Erstmal ein dickes Petri den Fängern und danke für die tollen Berichte und Bilder!!!

 Ich schließe mich fisherbandit an!!! Falsch gemacht hast Du bestimmt nichts und gelacht wird schon mal gar nicht!!!

 Warst Du denn ganz allein im Boot? Und Haus? Da kommt dann natürlich schon ein € zusammen. Hast Du nicht die Möglichkeit mit mehreren zu fahren? Am Besten noch mit ein wenig LL-Erfahrung! Am Wetter kann natürlich niemand etwas machen, aber das kann beim nächsten Mal wieder anders aussehen. Allerdings sollte man in einem offenen Boot schon wasserdichte Klamotten anziehen, da im April das Wasser noch sehr kalt ist und sich das Wetter, was morgens noch schön war, sehr schnell ändern kann.

 Es waren doch bestimmt noch mehrere Boote am Start, bestand da nicht die Möglichkeit sich jemandem anzuschließen oder sich von denen Tipps zu holen??? Da Du ja jetzt hier im Board schreibst, kanntest Du es bestimmt auch schon vor Deiner Tour und hättest hier bestimmt auch viele Fragen stellen können, die Dir sicher auch beantwortet worden wären!!! 

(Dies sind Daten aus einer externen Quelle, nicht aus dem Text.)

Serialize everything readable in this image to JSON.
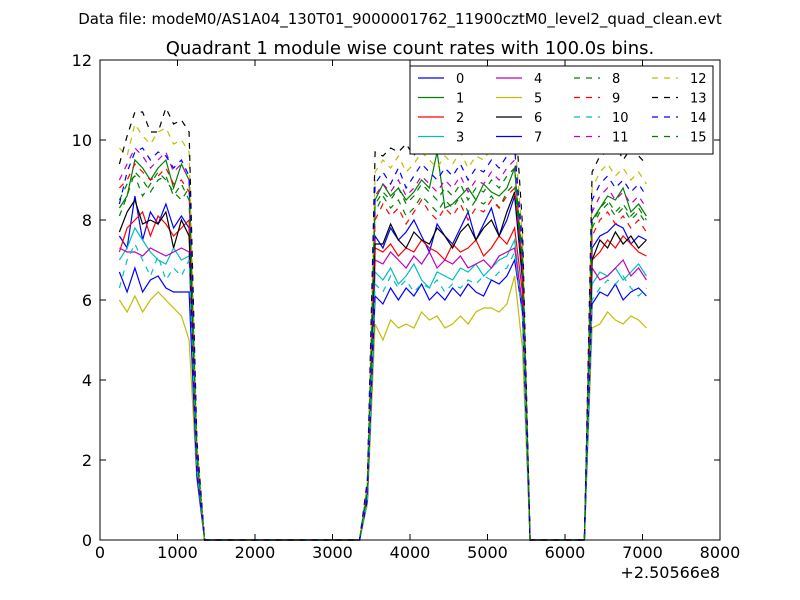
{
  "figure": {
    "suptitle": "Data file: modeM0/AS1A04_130T01_9000001762_11900cztM0_level2_quad_clean.evt",
    "offset_label": "+2.50566e8"
  },
  "chart_data": {
    "type": "line",
    "title": "Quadrant 1 module wise count rates with 100.0s bins.",
    "xlabel": "",
    "ylabel": "",
    "xlim": [
      0,
      8000
    ],
    "ylim": [
      0,
      12
    ],
    "xticks": [
      0,
      1000,
      2000,
      3000,
      4000,
      5000,
      6000,
      7000,
      8000
    ],
    "yticks": [
      0,
      2,
      4,
      6,
      8,
      10,
      12
    ],
    "x_offset": 250566000,
    "legend": {
      "placement": "top-right",
      "columns": 4
    },
    "x": [
      250,
      350,
      450,
      550,
      650,
      750,
      850,
      950,
      1050,
      1150,
      1250,
      1350,
      1450,
      1550,
      1650,
      1750,
      1850,
      1950,
      2050,
      2150,
      2250,
      2350,
      2450,
      2550,
      2650,
      2750,
      2850,
      2950,
      3050,
      3150,
      3250,
      3350,
      3450,
      3550,
      3650,
      3750,
      3850,
      3950,
      4050,
      4150,
      4250,
      4350,
      4450,
      4550,
      4650,
      4750,
      4850,
      4950,
      5050,
      5150,
      5250,
      5350,
      5450,
      5550,
      5650,
      5750,
      5850,
      5950,
      6050,
      6150,
      6250,
      6350,
      6450,
      6550,
      6650,
      6750,
      6850,
      6950,
      7050
    ],
    "series": [
      {
        "name": "0",
        "color": "#0000ff",
        "dash": "solid",
        "values": [
          7.6,
          7.3,
          8.6,
          7.5,
          8.2,
          7.9,
          8.4,
          7.8,
          8.1,
          7.8,
          2.1,
          0,
          0,
          0,
          0,
          0,
          0,
          0,
          0,
          0,
          0,
          0,
          0,
          0,
          0,
          0,
          0,
          0,
          0,
          0,
          0,
          0,
          1.2,
          7.6,
          7.3,
          7.8,
          7.5,
          7.7,
          8.0,
          7.6,
          7.2,
          7.9,
          7.6,
          7.4,
          7.8,
          8.2,
          7.5,
          7.9,
          8.3,
          7.6,
          8.0,
          8.6,
          6.5,
          0,
          0,
          0,
          0,
          0,
          0,
          0,
          0,
          7.3,
          7.6,
          7.7,
          7.9,
          7.8,
          7.4,
          7.6,
          7.5
        ]
      },
      {
        "name": "1",
        "color": "#008000",
        "dash": "solid",
        "values": [
          8.3,
          8.6,
          9.5,
          9.3,
          9.0,
          9.3,
          9.5,
          8.8,
          9.4,
          9.0,
          2.2,
          0,
          0,
          0,
          0,
          0,
          0,
          0,
          0,
          0,
          0,
          0,
          0,
          0,
          0,
          0,
          0,
          0,
          0,
          0,
          0,
          0,
          1.3,
          8.5,
          8.9,
          8.6,
          8.8,
          8.5,
          8.7,
          9.0,
          8.8,
          9.7,
          8.3,
          8.4,
          8.6,
          8.8,
          8.5,
          8.9,
          8.7,
          8.6,
          8.8,
          9.3,
          6.9,
          0,
          0,
          0,
          0,
          0,
          0,
          0,
          0,
          8.0,
          8.3,
          8.6,
          8.5,
          8.8,
          8.2,
          8.4,
          8.1
        ]
      },
      {
        "name": "2",
        "color": "#ff0000",
        "dash": "solid",
        "values": [
          7.2,
          7.8,
          8.0,
          8.2,
          7.6,
          8.1,
          7.9,
          7.6,
          7.8,
          8.0,
          2.0,
          0,
          0,
          0,
          0,
          0,
          0,
          0,
          0,
          0,
          0,
          0,
          0,
          0,
          0,
          0,
          0,
          0,
          0,
          0,
          0,
          0,
          1.2,
          7.3,
          7.2,
          7.4,
          7.1,
          7.3,
          7.2,
          7.5,
          7.3,
          7.2,
          7.0,
          7.4,
          7.2,
          7.3,
          7.5,
          7.1,
          7.3,
          7.6,
          7.4,
          7.8,
          6.2,
          0,
          0,
          0,
          0,
          0,
          0,
          0,
          0,
          7.0,
          7.2,
          7.5,
          7.3,
          7.6,
          7.4,
          7.2,
          7.1
        ]
      },
      {
        "name": "3",
        "color": "#00bfbf",
        "dash": "solid",
        "values": [
          7.0,
          7.3,
          7.8,
          7.5,
          7.2,
          7.0,
          6.9,
          7.3,
          7.0,
          7.1,
          1.9,
          0,
          0,
          0,
          0,
          0,
          0,
          0,
          0,
          0,
          0,
          0,
          0,
          0,
          0,
          0,
          0,
          0,
          0,
          0,
          0,
          0,
          1.1,
          6.7,
          6.5,
          6.8,
          6.4,
          6.6,
          6.9,
          6.5,
          6.3,
          6.7,
          6.6,
          6.5,
          6.8,
          6.7,
          6.9,
          6.6,
          6.8,
          7.0,
          7.1,
          7.5,
          5.8,
          0,
          0,
          0,
          0,
          0,
          0,
          0,
          0,
          6.4,
          6.7,
          6.6,
          6.8,
          6.5,
          6.7,
          6.9,
          6.6
        ]
      },
      {
        "name": "4",
        "color": "#bf00bf",
        "dash": "solid",
        "values": [
          7.3,
          7.2,
          7.2,
          7.1,
          7.3,
          7.2,
          7.1,
          7.2,
          7.3,
          7.2,
          1.9,
          0,
          0,
          0,
          0,
          0,
          0,
          0,
          0,
          0,
          0,
          0,
          0,
          0,
          0,
          0,
          0,
          0,
          0,
          0,
          0,
          0,
          1.1,
          7.0,
          6.9,
          7.2,
          7.0,
          6.8,
          7.1,
          6.9,
          7.2,
          6.8,
          7.0,
          6.9,
          7.1,
          6.8,
          6.9,
          7.0,
          6.8,
          7.1,
          7.2,
          7.3,
          5.9,
          0,
          0,
          0,
          0,
          0,
          0,
          0,
          0,
          6.8,
          6.5,
          6.6,
          6.8,
          7.0,
          6.6,
          6.8,
          6.5
        ]
      },
      {
        "name": "5",
        "color": "#bfbf00",
        "dash": "solid",
        "values": [
          6.0,
          5.7,
          6.1,
          5.7,
          6.0,
          6.2,
          6.0,
          5.8,
          5.6,
          5.0,
          1.5,
          0,
          0,
          0,
          0,
          0,
          0,
          0,
          0,
          0,
          0,
          0,
          0,
          0,
          0,
          0,
          0,
          0,
          0,
          0,
          0,
          0,
          0.9,
          5.4,
          5.0,
          5.5,
          5.3,
          5.4,
          5.3,
          5.7,
          5.5,
          5.6,
          5.3,
          5.4,
          5.6,
          5.4,
          5.7,
          5.8,
          5.8,
          5.7,
          5.9,
          6.6,
          4.8,
          0,
          0,
          0,
          0,
          0,
          0,
          0,
          0,
          5.3,
          5.4,
          5.7,
          5.5,
          5.4,
          5.6,
          5.5,
          5.3
        ]
      },
      {
        "name": "6",
        "color": "#000000",
        "dash": "solid",
        "values": [
          7.7,
          8.2,
          8.5,
          7.9,
          8.0,
          7.9,
          8.2,
          7.3,
          8.0,
          7.6,
          2.1,
          0,
          0,
          0,
          0,
          0,
          0,
          0,
          0,
          0,
          0,
          0,
          0,
          0,
          0,
          0,
          0,
          0,
          0,
          0,
          0,
          0,
          1.2,
          7.4,
          7.4,
          7.9,
          7.5,
          7.3,
          7.7,
          7.5,
          7.4,
          7.8,
          7.6,
          7.3,
          7.7,
          7.9,
          7.5,
          7.8,
          8.0,
          7.6,
          8.2,
          8.7,
          6.7,
          0,
          0,
          0,
          0,
          0,
          0,
          0,
          0,
          7.0,
          7.5,
          7.3,
          7.7,
          7.4,
          7.6,
          7.3,
          7.5
        ]
      },
      {
        "name": "7",
        "color": "#0000ff",
        "dash": "solid",
        "values": [
          6.7,
          6.2,
          6.8,
          6.2,
          6.5,
          6.6,
          6.3,
          6.2,
          6.2,
          6.2,
          1.6,
          0,
          0,
          0,
          0,
          0,
          0,
          0,
          0,
          0,
          0,
          0,
          0,
          0,
          0,
          0,
          0,
          0,
          0,
          0,
          0,
          0,
          1.0,
          6.1,
          5.9,
          6.3,
          6.0,
          6.3,
          6.1,
          6.4,
          6.0,
          6.2,
          6.0,
          6.3,
          6.1,
          6.4,
          6.2,
          6.1,
          6.5,
          6.4,
          6.6,
          7.0,
          5.7,
          0,
          0,
          0,
          0,
          0,
          0,
          0,
          0,
          5.9,
          6.2,
          6.1,
          6.4,
          6.0,
          6.2,
          6.3,
          6.1
        ]
      },
      {
        "name": "8",
        "color": "#008000",
        "dash": "dashed",
        "values": [
          8.5,
          8.9,
          9.1,
          8.6,
          8.9,
          9.2,
          9.0,
          8.7,
          8.5,
          8.8,
          2.2,
          0,
          0,
          0,
          0,
          0,
          0,
          0,
          0,
          0,
          0,
          0,
          0,
          0,
          0,
          0,
          0,
          0,
          0,
          0,
          0,
          0,
          1.3,
          8.2,
          8.6,
          8.3,
          8.5,
          8.1,
          8.3,
          8.6,
          8.4,
          8.2,
          8.5,
          8.3,
          8.6,
          8.2,
          8.5,
          8.4,
          8.6,
          8.3,
          8.7,
          8.9,
          6.9,
          0,
          0,
          0,
          0,
          0,
          0,
          0,
          0,
          7.8,
          8.2,
          8.4,
          8.1,
          8.3,
          8.0,
          8.2,
          7.9
        ]
      },
      {
        "name": "9",
        "color": "#ff0000",
        "dash": "dashed",
        "values": [
          8.8,
          9.0,
          9.4,
          9.2,
          9.0,
          9.1,
          9.3,
          8.9,
          9.0,
          8.7,
          2.2,
          0,
          0,
          0,
          0,
          0,
          0,
          0,
          0,
          0,
          0,
          0,
          0,
          0,
          0,
          0,
          0,
          0,
          0,
          0,
          0,
          0,
          1.3,
          8.0,
          8.4,
          8.1,
          8.3,
          7.9,
          8.2,
          8.5,
          8.2,
          8.0,
          8.3,
          8.1,
          8.4,
          8.0,
          8.3,
          8.2,
          8.5,
          8.3,
          8.6,
          8.8,
          6.8,
          0,
          0,
          0,
          0,
          0,
          0,
          0,
          0,
          7.6,
          8.0,
          8.2,
          7.9,
          8.1,
          7.8,
          8.0,
          7.7
        ]
      },
      {
        "name": "10",
        "color": "#00bfbf",
        "dash": "dashed",
        "values": [
          6.3,
          7.0,
          7.4,
          7.0,
          6.6,
          7.1,
          6.5,
          6.8,
          6.6,
          7.0,
          1.8,
          0,
          0,
          0,
          0,
          0,
          0,
          0,
          0,
          0,
          0,
          0,
          0,
          0,
          0,
          0,
          0,
          0,
          0,
          0,
          0,
          0,
          1.0,
          6.4,
          6.2,
          6.6,
          6.3,
          6.5,
          6.2,
          6.4,
          6.3,
          6.5,
          6.2,
          6.4,
          6.3,
          6.5,
          6.4,
          6.6,
          6.5,
          6.7,
          6.8,
          7.2,
          5.6,
          0,
          0,
          0,
          0,
          0,
          0,
          0,
          0,
          6.0,
          6.3,
          6.5,
          6.4,
          6.6,
          6.3,
          6.1,
          6.3
        ]
      },
      {
        "name": "11",
        "color": "#bf00bf",
        "dash": "dashed",
        "values": [
          9.0,
          9.4,
          9.8,
          9.6,
          9.3,
          9.5,
          9.7,
          9.2,
          9.4,
          9.0,
          2.3,
          0,
          0,
          0,
          0,
          0,
          0,
          0,
          0,
          0,
          0,
          0,
          0,
          0,
          0,
          0,
          0,
          0,
          0,
          0,
          0,
          0,
          1.3,
          8.6,
          8.9,
          8.7,
          9.0,
          8.6,
          8.8,
          9.1,
          8.9,
          8.7,
          9.0,
          8.8,
          9.1,
          8.7,
          9.0,
          8.9,
          9.2,
          9.0,
          9.3,
          9.5,
          7.2,
          0,
          0,
          0,
          0,
          0,
          0,
          0,
          0,
          8.2,
          8.6,
          8.8,
          8.5,
          8.7,
          8.4,
          8.6,
          8.3
        ]
      },
      {
        "name": "12",
        "color": "#bfbf00",
        "dash": "dashed",
        "values": [
          9.8,
          9.6,
          10.4,
          10.1,
          9.9,
          10.2,
          10.3,
          9.9,
          10.0,
          9.7,
          2.4,
          0,
          0,
          0,
          0,
          0,
          0,
          0,
          0,
          0,
          0,
          0,
          0,
          0,
          0,
          0,
          0,
          0,
          0,
          0,
          0,
          0,
          1.4,
          9.2,
          9.5,
          9.3,
          9.6,
          9.2,
          9.4,
          9.7,
          9.5,
          9.3,
          9.6,
          9.4,
          9.7,
          9.3,
          9.6,
          9.5,
          9.8,
          9.6,
          9.9,
          10.1,
          7.6,
          0,
          0,
          0,
          0,
          0,
          0,
          0,
          0,
          8.8,
          9.2,
          9.4,
          9.1,
          9.3,
          9.0,
          9.2,
          8.9
        ]
      },
      {
        "name": "13",
        "color": "#000000",
        "dash": "dashed",
        "values": [
          9.4,
          10.1,
          10.7,
          10.7,
          10.2,
          10.2,
          10.8,
          10.4,
          10.5,
          10.2,
          2.5,
          0,
          0,
          0,
          0,
          0,
          0,
          0,
          0,
          0,
          0,
          0,
          0,
          0,
          0,
          0,
          0,
          0,
          0,
          0,
          0,
          0,
          1.5,
          9.7,
          9.6,
          9.8,
          9.7,
          9.9,
          9.6,
          10.0,
          9.8,
          9.7,
          10.1,
          9.8,
          10.0,
          9.7,
          10.1,
          9.9,
          10.2,
          10.0,
          10.3,
          10.9,
          7.9,
          0,
          0,
          0,
          0,
          0,
          0,
          0,
          0,
          9.2,
          9.6,
          9.7,
          9.9,
          9.5,
          9.8,
          9.6,
          9.4
        ]
      },
      {
        "name": "14",
        "color": "#0000ff",
        "dash": "dashed",
        "values": [
          8.4,
          9.2,
          9.7,
          9.8,
          9.5,
          9.7,
          9.6,
          9.3,
          9.5,
          9.1,
          2.3,
          0,
          0,
          0,
          0,
          0,
          0,
          0,
          0,
          0,
          0,
          0,
          0,
          0,
          0,
          0,
          0,
          0,
          0,
          0,
          0,
          0,
          1.4,
          8.9,
          9.2,
          8.9,
          9.3,
          8.8,
          9.1,
          9.4,
          9.2,
          9.0,
          9.3,
          9.1,
          9.4,
          9.0,
          9.3,
          9.2,
          9.5,
          9.3,
          9.6,
          9.8,
          7.4,
          0,
          0,
          0,
          0,
          0,
          0,
          0,
          0,
          8.5,
          8.9,
          9.1,
          8.8,
          9.0,
          8.7,
          8.9,
          8.6
        ]
      },
      {
        "name": "15",
        "color": "#008000",
        "dash": "dashed",
        "values": [
          8.1,
          8.6,
          9.2,
          9.0,
          8.7,
          9.0,
          9.1,
          8.6,
          8.9,
          8.5,
          2.2,
          0,
          0,
          0,
          0,
          0,
          0,
          0,
          0,
          0,
          0,
          0,
          0,
          0,
          0,
          0,
          0,
          0,
          0,
          0,
          0,
          0,
          1.3,
          8.4,
          8.7,
          8.5,
          8.8,
          8.4,
          8.6,
          8.9,
          8.7,
          8.5,
          8.8,
          8.6,
          8.9,
          8.5,
          8.8,
          8.7,
          9.0,
          8.8,
          9.1,
          9.3,
          7.1,
          0,
          0,
          0,
          0,
          0,
          0,
          0,
          0,
          7.9,
          8.3,
          8.5,
          8.2,
          8.4,
          8.1,
          8.3,
          8.0
        ]
      }
    ]
  }
}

 Denn, und das muss ich immer wieder feststellen, mal eben nach Langeland fahren und das ohne Erfahrung, und dann mal eben einen Haufen Dorsch mit nach Hause zu nehmen, funktioniert in den seltensten Fällen!!!

 Gruß Mario


----------



## Germany (21. April 2015)

*AW: Langeland 2015*

Danke für das Angebot, muss ich mal schauen ob es passt nächstes Jahr im Mai!!!! Also mir war schon sehr mulmig zu Mute bei dem Seegang und dem Wind und ich hatte ja auch meinen 12 jährigen Sohn mit an Bord und habe mich dann die 2 Tage auch nur Küstennah und in der Nähe anderer Boote aufgehalten, das gab mir ein kleines Gefühl der Sicherheit!!!!! ....Ich verstehe nur nicht warum mir im Angelcentrum gesagt wurde das ich besagten Tag ruhig zur grünen Tonne fahren kann.....dort war kein einziges Boot und ich war froh wie ich wieder im Hafen war....zwar patschnass aber heil angekommen|bigeyes Wind war da laut Internet 32km/h in Böen bis 52km/h aus Ost ......ist das nun zu viel oder bin ich zu ängstlich gewesen???? ich habe keine Ahnung und die Zweifel nagen halt in mir, denn andere Boote waren ja auch draußen und haben Dorsch geangelt und ich hatte mich seit Jahren drauf gefreut endlich mal nach Langeland zum Dorschangeln zu fahren und nun ist da nichts draus geworden!!!! Kurz zur Info....ich bin 50 und angle schon fast mein ganzes Leben lang aktiv....aber habe jetzt erst das Angeln vom Kleinboot für mich entdeckt und damit eben absolut keine Erfahrung...bin aber geschätzte 1000 mal mit dem Kutter von Heiligenhafen zum Hochseeangeln gefahren.....


----------



## Germany (21. April 2015)

*AW: Langeland 2015*

Und ja....ich habe versucht mir dort vor Ort Tips von anderen Anglern zu holen, aber die Leute ich dort angetroffen hatte war ein Gruppe Polen die bei jedem Wetter rausgefahren sind und die anderen hatten wohl nicht so Recht Lust mir Tipps zu geben......ich muss wohl einsehen das ich völlig unvorbereitet in das Abenteuer Langeland gestartet bin#q es sah auf den You Tube Videos und was ich mir alles angeschaut habe immer so schön und einfach aus#c und wie sieht es denn mit dem Boot aus das ich gemietet hatte???? es waren alle ausgebucht und nur diese Uttern 490 mit 30 PS waren noch zu haben........stellt sich mir die Frage warum????


----------



## Gelöschte Mitglieder 12701 (21. April 2015)

*AW: Langeland 2015*

Deine Windangaben sind ne 5 aus Ost, in Boen 7... Da bleibe ich im Hafen!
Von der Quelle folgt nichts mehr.